Tobacco Cessation at Workplaces


By Gauri Mandal, Assistant Manager – Cessation, Salaam Bombay Foundation

The statutory warning, ‘Cigarette Smoking is Injurious to Health’ is all too familiar to most of us. Yet it has not been accepted with the seriousness that it merits. People still find reasons to smoke and chew tobacco in various forms. What is worse is that such people find ready excuses to convince others that what they are doing is not harmful because they are careful about other aspects of their lives. On this World No Tobacco Day let’s see how tobacco cessation can take place at the workplace.

Many of these people are at, or at the threshold of, the most productive phase of their lives, i.e. the career phase. They spend their most interactive hours at the workplace. Their habits are likely to influence others, especially if they are in leadership positions. Workplaces thus have a significant effect on the choices that people make about their lifestyles. This makes the workplace a very important venue that can transform society for the greater good.

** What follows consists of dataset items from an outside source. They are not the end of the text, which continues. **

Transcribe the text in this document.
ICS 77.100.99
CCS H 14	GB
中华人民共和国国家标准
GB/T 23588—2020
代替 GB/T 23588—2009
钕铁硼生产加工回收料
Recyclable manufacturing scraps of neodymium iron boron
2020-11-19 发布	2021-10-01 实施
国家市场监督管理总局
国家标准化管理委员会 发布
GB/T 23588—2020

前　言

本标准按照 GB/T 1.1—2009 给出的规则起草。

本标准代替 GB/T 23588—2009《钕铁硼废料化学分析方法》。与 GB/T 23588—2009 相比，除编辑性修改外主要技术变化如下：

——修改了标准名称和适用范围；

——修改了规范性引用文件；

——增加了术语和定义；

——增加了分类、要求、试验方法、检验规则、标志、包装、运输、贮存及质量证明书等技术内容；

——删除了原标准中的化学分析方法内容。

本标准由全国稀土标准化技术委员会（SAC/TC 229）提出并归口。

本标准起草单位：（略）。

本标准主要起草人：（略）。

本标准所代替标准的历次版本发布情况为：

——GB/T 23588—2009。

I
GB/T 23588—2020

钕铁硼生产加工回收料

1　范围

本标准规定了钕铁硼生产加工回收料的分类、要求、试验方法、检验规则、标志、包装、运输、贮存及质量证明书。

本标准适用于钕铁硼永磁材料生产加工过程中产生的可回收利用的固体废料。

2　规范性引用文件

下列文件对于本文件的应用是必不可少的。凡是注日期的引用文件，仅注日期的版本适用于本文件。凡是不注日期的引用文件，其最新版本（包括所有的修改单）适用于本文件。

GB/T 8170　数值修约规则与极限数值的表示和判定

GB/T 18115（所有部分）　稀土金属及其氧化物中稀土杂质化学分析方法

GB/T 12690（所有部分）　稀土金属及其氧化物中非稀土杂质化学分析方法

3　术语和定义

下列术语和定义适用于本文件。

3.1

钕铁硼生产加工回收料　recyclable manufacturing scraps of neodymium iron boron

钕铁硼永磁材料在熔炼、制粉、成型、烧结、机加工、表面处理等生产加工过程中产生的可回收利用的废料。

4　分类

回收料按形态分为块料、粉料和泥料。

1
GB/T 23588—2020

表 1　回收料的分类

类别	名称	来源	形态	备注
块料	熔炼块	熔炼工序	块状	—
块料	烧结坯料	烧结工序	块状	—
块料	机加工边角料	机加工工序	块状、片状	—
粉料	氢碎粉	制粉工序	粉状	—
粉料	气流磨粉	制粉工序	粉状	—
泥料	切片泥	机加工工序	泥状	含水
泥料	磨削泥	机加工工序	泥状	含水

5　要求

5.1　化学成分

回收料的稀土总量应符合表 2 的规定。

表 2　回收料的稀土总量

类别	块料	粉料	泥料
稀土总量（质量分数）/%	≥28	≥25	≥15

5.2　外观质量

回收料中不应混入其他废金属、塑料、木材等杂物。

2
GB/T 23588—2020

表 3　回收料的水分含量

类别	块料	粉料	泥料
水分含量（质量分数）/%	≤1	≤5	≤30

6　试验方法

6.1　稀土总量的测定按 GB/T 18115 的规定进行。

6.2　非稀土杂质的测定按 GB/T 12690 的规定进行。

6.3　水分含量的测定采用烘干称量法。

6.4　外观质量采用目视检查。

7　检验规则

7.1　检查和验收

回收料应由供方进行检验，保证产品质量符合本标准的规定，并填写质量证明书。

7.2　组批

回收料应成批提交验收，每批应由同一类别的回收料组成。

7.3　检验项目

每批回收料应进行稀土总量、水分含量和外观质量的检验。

This unique attribute of the workplace can be used to address employee health issues and restrain workers from the use of tobacco and tobacco products. Tobacco consumers can be encouraged to cut down their usage, and eventually quit altogether; those who are already tobacco-free can be encouraged to stay that way.

Employees must be made aware that the workplace is a major source of second-hand smoke exposure. They must be sensitised to the need for policies that prohibit the use of tobacco on the premises. This will help all workers avoid the dangers of unnecessary and undesirable exposure.

Information about the hazards of tobacco consumption, especially at the workplace, can be transmitted through the organisation’s house journals, intra-office memos, and snippets in the form of one-liners as office email signatures. These snippets can be updated from time-to-time. These tools will inform staff that a tobacco consumer is five times more likely to experience occupational injury than a non-user; offer pointers that can help in giving up the habit; and help in setting a target date by which the office can be deemed to be tobacco-free. Going a step further, workplaces can also support tobacco users by offering cessation services through professionals. Incentives in the form of recognition of employees who have managed to kick the habit successfully, and competitions between branches to see which office becomes tobacco-free at the earliest date, can provide effective and lively motivation to all staff. Moreover, it will help staff support by each other as a body and help each other to stay on target.

Such an initiative, while good for the employees, also offers benefits to the employer. Soon, the ambience of the office becomes one of cheerfulness and unity as employees motivate each other to reach their common target. The office will have a positive buzz, like a whiff of fresh air that will fill everyone with a sense of belonging and hope. Soon, employees will begin to show improved output, leading to increased overall productivity of the unit. Employers can derive comfort from the fact that there will be a significant reduction in occupational hazards, sick leave, medical expenses and compensation costs.

Gradually, with fewer stubs strewn around and the absence of tobacco stains on staircase walls, the overall cleanliness and hygiene of the workplace will improve. Employers will feel a sense of kinship with the staff and will automatically take more interest in the health and welfare of the employees.

And last, but not the least, a healthy workplace is a happy workplace. Fewer staff will be motivated to move to other jobs and the office soon gets projected as a workplace of choice. This will help employers attract better talent and consequently improve the bottom-line. The hidden subtext is that families become close-knit and happier; children get the right attention from their parents; and society at large gains from the improved quality of living of its productive population.

This shows how one important arena, the workplace, can have such a snowballing effect on so many aspects of the population, if the right moves are made at the right time.